Он говорил необыкновенно живо, как сумасшедший пиликая на скрипке и иногда сам показывая пример. Он, недавно еще такой дряхлый и расслабленный, прыгал под музыку, отбивал такт и вообще весь преобразился.

При виде бедной, едва меблированной гостиной, глубокой грусти девушки и живости отца Раймунд почувствовал к ним искреннее сожаление, смешанное с почтением.

Несчастный «M-eur Isidore из Парижа»! В его осанке, в звуке его надтреснутого голоса, в покрое его старомодного сюртука, в изящной непринужденности его манер было что-то такое, что заставляло думать о прошлом веке. Раймунд словно видел в нем одного из придворных прошлого века, вынужденного зарабатывать свой хлеб единственным известным ему искусством, разнося по всему свету славу о французской вежливости.

Трудно было бы найти лучшего учителя. M-eur Blazy любил свое искусство и знал его основательно. Даже в тоне, которым он говорил со своей несчастной дочерью, было сочетание нежности и учтивости, которое впервые встречал Раймунд. Через час он ушел в восторге от своего первого урока, пообещав вернуться завтра.

Что касается m-eur Isidore, не менее восхищенного своим учеником, увы, единственным уже в течение долгих дней, то он целый вечер говорил своей дочери о чудесной манере держаться, которой он намерен был научить этого способного молодого человека.

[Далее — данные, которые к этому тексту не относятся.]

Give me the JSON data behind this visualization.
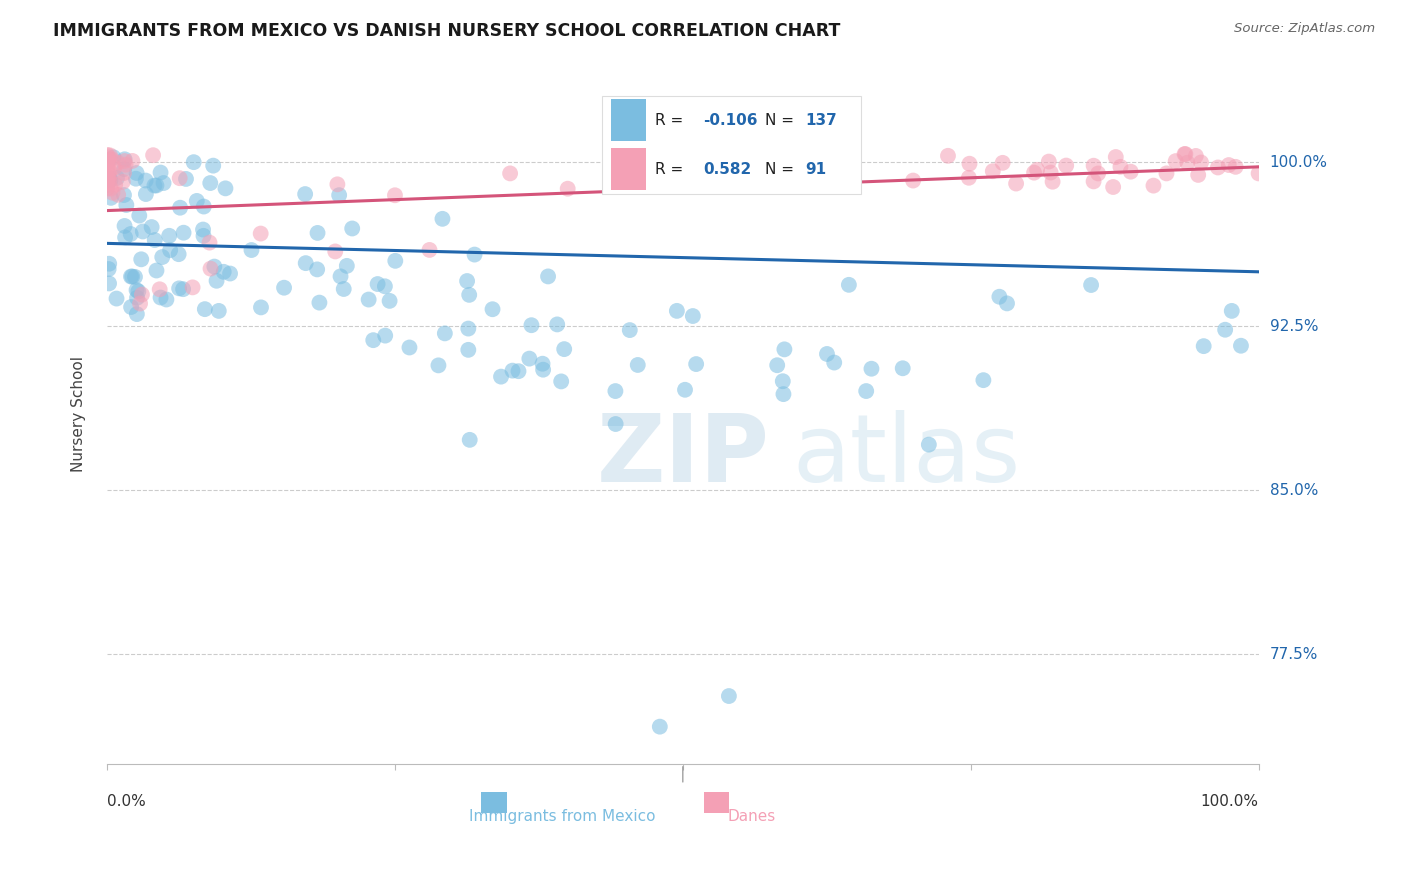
{
  "title": "IMMIGRANTS FROM MEXICO VS DANISH NURSERY SCHOOL CORRELATION CHART",
  "source": "Source: ZipAtlas.com",
  "ylabel": "Nursery School",
  "ytick_labels": [
    "100.0%",
    "92.5%",
    "85.0%",
    "77.5%"
  ],
  "ytick_values": [
    1.0,
    0.925,
    0.85,
    0.775
  ],
  "xlim": [
    0.0,
    1.0
  ],
  "ylim": [
    0.725,
    1.045
  ],
  "legend_label_blue": "Immigrants from Mexico",
  "legend_label_pink": "Danes",
  "r_blue": "-0.106",
  "n_blue": "137",
  "r_pink": "0.582",
  "n_pink": "91",
  "blue_color": "#7bbde0",
  "pink_color": "#f4a0b5",
  "blue_line_color": "#2166ac",
  "pink_line_color": "#d4547a",
  "blue_trendline_x0": 0.0,
  "blue_trendline_x1": 1.0,
  "blue_trendline_y0": 0.963,
  "blue_trendline_y1": 0.95,
  "pink_trendline_x0": 0.0,
  "pink_trendline_x1": 1.0,
  "pink_trendline_y0": 0.978,
  "pink_trendline_y1": 0.998
}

— Эти «English» увидят, на что я способен, если только эти несчастные могут оценить это! — говорил он. — и тогда они придут к нам дюжинами, как никогда!

М-llе Blazy грустно качала головой: несчастная девушка очень желала бы верить этим счастливым предсказаниям, но ее надежды так часто оказывались тщетными! Самое верное пока было приняться за вышивание.

Эти светские заботы, так же, как фехтование и верховая езда, не мешали, однако, Раймунду всей душой отдаваться своему делу. Они скорее возбуждали его способности и мешали чувствовать усталость от усиленной умственной работы. Десять-двенадцать часов в день просиживал Раймунд, склонившись над своей работой, перечитывая бесчисленное количество писем, ведя громадную корреспонденцию, обсуждая условия, проверяя счета, занимаясь всевозможными чертежами и сметами. Надо было поспеть всюду: в одно время вести постройку гигантского бассейна в Far-Rockaway, заведовать изготовлением металлической спирали, составлявшей остов подводной трубы, распоряжаться прокладкой подземной трубы, назначенной для наполнения нефтью резервуара в Far-Rockaway, и так далее.